Un silence lourd et accablant s'abattit sur la pièce. Finalement, personne n'eut besoin de soins médicaux, mais plutôt de réconfort. Tous semblaient accuser le poids de la défaite, face à un ennemi mystérieux, dont la menace demeurait inconnue.

PIROS - CABINE DE LILAS

Zorth accomplit sa tâche, le cœur aussi vide que lourd. Il annonça la funeste nouvelle à la princesse, l'enfant désormais orpheline. Bien entendu, Lilas s'effondra. Elle hurla, pleura, puis, soudainement, se fit silencieuse, comme si une prise de conscience abrupte l'avait frappée. Elle traversa les étapes du deuil avec une rapidité saisissante : le choc, le déni, la colère, la tristesse, la résignation, et, enfin, l'acceptation. Comme si elle pressentait qu'elle ne disposerait pas du temps nécessaire pour vivre cette épreuve. Le deuil, ce luxe cruel, réservé à ceux qui n'ont pas le fardeau de la responsabilité, n'était pas à sa portée. Lilas ne pouvait se permettre de s'abandonner à sa douleur. Son royaume n'avait plus de guide, plus de direction. Un roi assassiné, une princesse en exil.

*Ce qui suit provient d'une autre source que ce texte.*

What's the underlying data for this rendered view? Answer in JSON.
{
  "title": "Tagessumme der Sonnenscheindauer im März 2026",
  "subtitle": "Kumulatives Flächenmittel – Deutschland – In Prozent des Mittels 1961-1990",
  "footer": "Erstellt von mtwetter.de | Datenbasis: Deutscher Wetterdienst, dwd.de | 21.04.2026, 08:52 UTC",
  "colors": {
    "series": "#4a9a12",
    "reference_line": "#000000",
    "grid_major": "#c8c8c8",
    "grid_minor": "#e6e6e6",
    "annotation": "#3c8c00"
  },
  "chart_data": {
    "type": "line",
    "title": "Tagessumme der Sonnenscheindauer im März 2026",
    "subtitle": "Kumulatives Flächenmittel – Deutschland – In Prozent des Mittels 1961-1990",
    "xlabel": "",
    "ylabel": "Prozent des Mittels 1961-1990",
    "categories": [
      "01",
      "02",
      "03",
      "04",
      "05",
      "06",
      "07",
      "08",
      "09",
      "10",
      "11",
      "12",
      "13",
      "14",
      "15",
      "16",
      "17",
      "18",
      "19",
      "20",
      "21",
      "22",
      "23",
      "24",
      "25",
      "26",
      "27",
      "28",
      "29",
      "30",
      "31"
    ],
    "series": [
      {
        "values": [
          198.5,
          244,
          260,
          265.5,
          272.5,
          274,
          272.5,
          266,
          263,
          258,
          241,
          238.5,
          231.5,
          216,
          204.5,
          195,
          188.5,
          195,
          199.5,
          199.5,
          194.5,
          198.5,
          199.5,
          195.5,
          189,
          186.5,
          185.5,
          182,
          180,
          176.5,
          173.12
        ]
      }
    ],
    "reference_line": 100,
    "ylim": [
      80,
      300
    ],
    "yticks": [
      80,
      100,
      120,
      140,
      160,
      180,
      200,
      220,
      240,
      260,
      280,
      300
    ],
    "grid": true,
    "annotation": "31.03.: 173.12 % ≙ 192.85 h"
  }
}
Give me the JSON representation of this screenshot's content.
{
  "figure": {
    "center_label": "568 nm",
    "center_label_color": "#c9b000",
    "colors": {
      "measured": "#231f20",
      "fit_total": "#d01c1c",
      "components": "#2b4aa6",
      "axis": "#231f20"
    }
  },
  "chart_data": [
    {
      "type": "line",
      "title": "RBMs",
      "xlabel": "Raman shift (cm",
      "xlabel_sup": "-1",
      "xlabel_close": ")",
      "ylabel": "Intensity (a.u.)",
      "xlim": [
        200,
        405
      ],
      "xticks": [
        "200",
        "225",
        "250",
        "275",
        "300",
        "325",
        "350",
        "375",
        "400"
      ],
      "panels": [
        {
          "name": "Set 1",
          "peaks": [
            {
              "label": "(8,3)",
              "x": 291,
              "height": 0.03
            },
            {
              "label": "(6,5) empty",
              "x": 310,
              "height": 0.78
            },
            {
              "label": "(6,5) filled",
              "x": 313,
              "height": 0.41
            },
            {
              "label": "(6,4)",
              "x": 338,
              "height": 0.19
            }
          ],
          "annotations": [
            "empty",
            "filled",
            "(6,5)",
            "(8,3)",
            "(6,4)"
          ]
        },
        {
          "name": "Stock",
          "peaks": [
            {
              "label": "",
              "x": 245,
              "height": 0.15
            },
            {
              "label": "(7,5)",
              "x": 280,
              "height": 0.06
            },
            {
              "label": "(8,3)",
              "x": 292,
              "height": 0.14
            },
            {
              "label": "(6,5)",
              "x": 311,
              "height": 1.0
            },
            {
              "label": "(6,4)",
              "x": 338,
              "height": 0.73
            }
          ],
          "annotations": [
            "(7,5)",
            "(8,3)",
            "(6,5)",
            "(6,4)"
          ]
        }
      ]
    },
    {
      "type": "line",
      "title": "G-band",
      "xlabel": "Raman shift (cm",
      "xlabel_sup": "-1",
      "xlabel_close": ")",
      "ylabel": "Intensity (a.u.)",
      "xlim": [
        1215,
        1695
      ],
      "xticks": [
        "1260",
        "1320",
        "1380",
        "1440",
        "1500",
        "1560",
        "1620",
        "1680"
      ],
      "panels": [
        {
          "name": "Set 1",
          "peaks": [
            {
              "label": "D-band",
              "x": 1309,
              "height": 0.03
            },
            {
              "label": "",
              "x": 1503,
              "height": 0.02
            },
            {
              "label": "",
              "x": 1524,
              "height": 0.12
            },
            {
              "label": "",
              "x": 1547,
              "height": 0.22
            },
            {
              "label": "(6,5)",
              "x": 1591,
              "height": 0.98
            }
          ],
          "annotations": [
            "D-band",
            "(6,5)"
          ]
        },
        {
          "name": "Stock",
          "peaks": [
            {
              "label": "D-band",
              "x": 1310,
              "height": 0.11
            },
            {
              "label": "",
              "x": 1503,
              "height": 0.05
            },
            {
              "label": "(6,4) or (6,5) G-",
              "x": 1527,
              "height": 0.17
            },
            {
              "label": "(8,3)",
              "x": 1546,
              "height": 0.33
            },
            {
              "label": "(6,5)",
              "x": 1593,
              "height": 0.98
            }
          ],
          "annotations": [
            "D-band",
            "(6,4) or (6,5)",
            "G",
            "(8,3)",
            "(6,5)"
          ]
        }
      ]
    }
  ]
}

Qui pourrait bien prendre en main Zoldello ?

Engloutie par son chagrin, Lilas était là, figée, sur son lit, le regard perdu. Des décisions royales devaient être prises, et c'était à elle qu'incombait cette tâche. Mais les options étaient désespérément limitées. Deux seulement s'offraient à elle. Prendre le trône de son père ou nommer quelqu'un pour gouverner en son absence.

L'idée d'un régent lui semblait la plus sage. Une personne de confiance, capable de remplir cette fonction sans hésitation, sans crainte des dangers. Mais assumer le rôle de deux têtes couronnées, assassinées l'une après l'autre, cela relevait de la folie. Elle avait besoin de quelqu'un de respecté par le peuple, et qui comprenne la réalité des menaces.

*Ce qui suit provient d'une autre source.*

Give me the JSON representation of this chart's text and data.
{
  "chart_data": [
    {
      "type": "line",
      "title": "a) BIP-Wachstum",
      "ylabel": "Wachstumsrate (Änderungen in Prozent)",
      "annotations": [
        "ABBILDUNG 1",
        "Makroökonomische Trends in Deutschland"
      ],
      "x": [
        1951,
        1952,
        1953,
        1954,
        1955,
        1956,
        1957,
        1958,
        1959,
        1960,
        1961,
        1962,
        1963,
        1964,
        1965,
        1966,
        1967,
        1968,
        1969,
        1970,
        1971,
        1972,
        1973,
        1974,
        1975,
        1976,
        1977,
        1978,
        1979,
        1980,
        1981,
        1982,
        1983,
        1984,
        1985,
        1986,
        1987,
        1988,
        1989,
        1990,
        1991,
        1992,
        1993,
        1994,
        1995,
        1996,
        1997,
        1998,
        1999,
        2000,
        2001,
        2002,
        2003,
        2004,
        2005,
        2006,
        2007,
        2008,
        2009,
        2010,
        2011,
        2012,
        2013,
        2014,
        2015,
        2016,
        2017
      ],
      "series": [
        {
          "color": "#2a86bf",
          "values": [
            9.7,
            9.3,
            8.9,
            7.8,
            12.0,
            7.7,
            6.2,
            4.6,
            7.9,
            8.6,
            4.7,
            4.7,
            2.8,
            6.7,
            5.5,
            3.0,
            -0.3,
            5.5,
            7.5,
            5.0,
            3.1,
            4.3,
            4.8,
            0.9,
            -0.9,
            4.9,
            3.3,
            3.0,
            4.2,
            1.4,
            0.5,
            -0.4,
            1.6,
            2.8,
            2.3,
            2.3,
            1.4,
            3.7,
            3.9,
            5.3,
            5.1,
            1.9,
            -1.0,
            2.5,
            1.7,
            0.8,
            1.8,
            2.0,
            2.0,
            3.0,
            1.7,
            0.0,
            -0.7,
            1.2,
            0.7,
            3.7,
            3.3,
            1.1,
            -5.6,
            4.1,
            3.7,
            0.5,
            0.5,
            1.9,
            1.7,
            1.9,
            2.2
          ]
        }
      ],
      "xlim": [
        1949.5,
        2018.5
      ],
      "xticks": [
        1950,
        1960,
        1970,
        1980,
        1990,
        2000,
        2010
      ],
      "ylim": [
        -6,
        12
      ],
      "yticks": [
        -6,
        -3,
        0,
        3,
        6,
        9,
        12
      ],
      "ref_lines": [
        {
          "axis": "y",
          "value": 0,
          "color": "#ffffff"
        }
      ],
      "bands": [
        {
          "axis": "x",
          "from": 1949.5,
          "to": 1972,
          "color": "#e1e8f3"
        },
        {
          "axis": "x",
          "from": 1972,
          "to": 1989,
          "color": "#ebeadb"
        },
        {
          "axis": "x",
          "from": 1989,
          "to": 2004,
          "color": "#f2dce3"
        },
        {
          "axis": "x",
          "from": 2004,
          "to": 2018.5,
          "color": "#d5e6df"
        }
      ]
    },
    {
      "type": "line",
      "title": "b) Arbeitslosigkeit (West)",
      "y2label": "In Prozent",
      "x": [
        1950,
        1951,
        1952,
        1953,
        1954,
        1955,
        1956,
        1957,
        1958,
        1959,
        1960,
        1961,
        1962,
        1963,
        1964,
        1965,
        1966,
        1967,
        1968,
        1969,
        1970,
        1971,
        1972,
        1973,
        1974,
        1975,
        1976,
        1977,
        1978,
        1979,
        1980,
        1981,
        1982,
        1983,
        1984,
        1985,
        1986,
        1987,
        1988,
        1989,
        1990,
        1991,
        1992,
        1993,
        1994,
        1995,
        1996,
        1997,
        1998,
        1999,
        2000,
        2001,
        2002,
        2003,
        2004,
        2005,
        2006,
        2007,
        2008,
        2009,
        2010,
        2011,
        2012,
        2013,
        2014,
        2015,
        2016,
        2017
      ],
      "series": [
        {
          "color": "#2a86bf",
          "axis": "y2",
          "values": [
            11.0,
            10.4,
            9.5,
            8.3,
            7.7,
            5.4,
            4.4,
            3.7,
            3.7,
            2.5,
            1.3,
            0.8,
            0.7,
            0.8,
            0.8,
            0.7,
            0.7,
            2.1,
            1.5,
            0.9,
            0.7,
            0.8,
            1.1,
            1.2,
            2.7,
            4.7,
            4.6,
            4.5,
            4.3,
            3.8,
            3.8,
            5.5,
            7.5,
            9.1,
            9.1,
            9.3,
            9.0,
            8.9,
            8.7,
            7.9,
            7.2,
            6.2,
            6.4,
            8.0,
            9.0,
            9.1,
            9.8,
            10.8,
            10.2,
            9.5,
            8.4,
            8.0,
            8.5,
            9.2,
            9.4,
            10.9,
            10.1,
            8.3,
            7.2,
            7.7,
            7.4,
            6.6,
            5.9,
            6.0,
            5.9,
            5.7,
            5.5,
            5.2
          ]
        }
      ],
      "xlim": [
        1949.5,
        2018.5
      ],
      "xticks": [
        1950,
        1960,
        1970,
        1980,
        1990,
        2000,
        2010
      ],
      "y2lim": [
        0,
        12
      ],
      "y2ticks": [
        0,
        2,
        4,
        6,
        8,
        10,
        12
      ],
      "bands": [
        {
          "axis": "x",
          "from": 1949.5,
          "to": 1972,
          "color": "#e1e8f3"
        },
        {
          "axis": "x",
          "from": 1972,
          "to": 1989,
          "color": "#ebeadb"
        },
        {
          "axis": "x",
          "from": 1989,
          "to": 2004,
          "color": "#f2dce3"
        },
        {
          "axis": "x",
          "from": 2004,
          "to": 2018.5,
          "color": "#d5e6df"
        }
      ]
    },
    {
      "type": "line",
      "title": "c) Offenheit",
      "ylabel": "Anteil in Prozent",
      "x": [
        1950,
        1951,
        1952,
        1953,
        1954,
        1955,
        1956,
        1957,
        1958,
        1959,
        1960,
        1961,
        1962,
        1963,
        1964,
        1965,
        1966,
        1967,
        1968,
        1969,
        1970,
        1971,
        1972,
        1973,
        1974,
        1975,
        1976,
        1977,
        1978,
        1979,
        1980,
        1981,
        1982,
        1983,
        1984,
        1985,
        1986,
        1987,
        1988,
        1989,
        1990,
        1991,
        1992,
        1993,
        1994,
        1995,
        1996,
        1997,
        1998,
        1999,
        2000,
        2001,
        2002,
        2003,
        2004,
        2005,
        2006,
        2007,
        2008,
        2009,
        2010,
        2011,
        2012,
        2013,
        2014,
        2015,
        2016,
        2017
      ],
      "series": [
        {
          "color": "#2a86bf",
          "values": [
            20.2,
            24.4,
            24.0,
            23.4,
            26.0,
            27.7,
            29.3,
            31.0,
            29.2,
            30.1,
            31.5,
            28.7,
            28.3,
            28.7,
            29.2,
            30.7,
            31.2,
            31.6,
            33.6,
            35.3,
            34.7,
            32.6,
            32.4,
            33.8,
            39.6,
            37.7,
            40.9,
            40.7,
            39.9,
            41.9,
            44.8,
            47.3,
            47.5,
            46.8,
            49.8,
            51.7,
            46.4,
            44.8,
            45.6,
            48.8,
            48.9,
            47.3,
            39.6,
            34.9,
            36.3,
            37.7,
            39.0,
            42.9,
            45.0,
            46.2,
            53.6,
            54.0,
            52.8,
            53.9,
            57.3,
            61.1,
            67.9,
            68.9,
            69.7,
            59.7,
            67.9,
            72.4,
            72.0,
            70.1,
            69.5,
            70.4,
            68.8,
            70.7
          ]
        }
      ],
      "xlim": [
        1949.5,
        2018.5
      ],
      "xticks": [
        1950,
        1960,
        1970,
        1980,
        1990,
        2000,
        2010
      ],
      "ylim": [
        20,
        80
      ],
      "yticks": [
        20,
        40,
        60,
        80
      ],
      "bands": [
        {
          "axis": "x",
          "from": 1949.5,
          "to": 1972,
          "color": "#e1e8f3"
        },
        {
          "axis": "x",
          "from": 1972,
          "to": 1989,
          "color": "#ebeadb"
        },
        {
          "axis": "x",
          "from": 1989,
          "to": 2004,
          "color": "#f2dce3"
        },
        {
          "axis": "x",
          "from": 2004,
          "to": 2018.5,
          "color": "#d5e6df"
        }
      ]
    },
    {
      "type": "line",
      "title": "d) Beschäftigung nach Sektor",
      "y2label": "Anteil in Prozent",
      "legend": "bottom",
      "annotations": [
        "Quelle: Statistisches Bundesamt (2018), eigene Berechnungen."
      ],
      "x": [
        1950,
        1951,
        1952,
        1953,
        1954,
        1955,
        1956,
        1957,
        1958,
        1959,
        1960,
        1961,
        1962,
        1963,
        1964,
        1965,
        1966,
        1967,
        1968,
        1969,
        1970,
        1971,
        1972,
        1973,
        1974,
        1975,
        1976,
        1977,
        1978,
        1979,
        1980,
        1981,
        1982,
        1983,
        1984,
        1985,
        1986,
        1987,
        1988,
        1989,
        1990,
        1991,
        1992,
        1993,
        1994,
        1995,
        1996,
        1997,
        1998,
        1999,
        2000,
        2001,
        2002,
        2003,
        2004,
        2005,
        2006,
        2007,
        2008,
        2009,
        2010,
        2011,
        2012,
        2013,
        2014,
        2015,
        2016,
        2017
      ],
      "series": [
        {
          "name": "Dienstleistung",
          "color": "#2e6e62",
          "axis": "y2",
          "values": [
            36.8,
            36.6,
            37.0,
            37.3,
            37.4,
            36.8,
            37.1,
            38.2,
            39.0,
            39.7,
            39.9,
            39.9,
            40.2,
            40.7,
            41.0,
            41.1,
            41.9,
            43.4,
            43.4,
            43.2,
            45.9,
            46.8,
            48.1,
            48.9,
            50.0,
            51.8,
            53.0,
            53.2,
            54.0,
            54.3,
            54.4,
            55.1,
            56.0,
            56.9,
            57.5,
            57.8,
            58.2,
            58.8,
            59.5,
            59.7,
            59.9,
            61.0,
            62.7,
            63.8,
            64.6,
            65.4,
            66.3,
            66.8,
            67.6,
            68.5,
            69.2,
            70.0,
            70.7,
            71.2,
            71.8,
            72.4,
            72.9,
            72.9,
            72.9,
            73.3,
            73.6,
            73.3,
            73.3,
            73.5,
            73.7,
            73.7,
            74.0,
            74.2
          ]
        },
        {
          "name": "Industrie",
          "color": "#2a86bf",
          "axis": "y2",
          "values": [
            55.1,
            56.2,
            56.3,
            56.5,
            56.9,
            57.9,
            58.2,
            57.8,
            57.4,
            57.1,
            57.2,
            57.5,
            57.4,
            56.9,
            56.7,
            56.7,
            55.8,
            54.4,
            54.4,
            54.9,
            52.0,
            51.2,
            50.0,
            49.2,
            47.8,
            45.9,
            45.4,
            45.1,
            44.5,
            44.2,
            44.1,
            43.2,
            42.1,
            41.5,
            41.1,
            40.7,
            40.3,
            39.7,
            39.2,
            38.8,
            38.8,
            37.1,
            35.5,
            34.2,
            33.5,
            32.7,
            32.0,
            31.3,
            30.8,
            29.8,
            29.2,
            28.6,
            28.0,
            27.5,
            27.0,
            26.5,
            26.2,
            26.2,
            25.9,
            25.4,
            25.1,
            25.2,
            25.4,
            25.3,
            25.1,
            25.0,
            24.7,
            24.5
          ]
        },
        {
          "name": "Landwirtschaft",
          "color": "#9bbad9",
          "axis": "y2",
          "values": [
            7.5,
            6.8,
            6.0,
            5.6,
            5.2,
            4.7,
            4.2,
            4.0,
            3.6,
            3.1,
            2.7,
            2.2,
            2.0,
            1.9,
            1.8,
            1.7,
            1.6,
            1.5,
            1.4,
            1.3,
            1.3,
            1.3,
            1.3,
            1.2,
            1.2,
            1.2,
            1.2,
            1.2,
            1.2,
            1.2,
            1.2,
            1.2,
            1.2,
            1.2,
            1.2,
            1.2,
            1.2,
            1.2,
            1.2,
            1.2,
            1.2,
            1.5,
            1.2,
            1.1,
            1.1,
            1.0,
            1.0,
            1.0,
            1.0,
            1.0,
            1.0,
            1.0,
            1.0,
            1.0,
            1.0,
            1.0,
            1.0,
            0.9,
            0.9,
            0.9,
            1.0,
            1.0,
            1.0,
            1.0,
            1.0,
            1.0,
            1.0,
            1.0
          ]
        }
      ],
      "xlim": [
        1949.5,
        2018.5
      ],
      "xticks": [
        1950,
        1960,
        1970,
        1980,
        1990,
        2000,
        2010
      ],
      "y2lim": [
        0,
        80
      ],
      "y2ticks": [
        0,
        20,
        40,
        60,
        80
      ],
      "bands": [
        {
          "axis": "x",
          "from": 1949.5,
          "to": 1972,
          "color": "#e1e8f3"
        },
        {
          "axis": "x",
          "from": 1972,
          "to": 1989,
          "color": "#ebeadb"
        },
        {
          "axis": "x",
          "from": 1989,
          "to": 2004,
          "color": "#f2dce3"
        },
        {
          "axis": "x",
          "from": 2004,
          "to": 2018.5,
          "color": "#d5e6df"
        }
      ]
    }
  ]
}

— Nous devons partir pour Sarga ! ordonna Lilas, d'un ton ferme, sans la moindre place pour la discussion.

— Mais princesse, nous avons une mission. Avec tout le respect que je vous dois...

— Avec tout le respect que je vous dois, Zorth, je ne vous demande pas votre avis.

Son ton était sec, autoritaire, tranchant, un aspect qu'il ne lui connaissait pas. La tête haute, ses yeux la fixaient avec une détermination implacable, coupant court à toute objection.

— Mon royaume ne peut pas rester sans gouvernance. Sinon, il sombrera dans le chaos. Nous irons sur Sarga, un point c'est tout.

Zorth baissa la tête, un signe d'acquiescement silencieux.

— Bien. Puis-je vous demander pourquoi ?

Lilas lui adressa un regard dur, mais son expression se fit plus assurée.

— Je sais déjà qui prendra la régence. Et cette personne se trouve là-bas.

Sur ces paroles, Zorth acquiesça silencieusement, vaincu par l'autorité incandescente qui émanait de cette reine en devenir. Il prit conscience de sa place : celle du simple conseiller dans un royaume en déclin, et se remit sans réserve au jugement de la princesse Lilas. Persuadé qu'elle avait, sans doute, de très bonnes raisons de lui ordonner de se rendre sur cette planète de glace.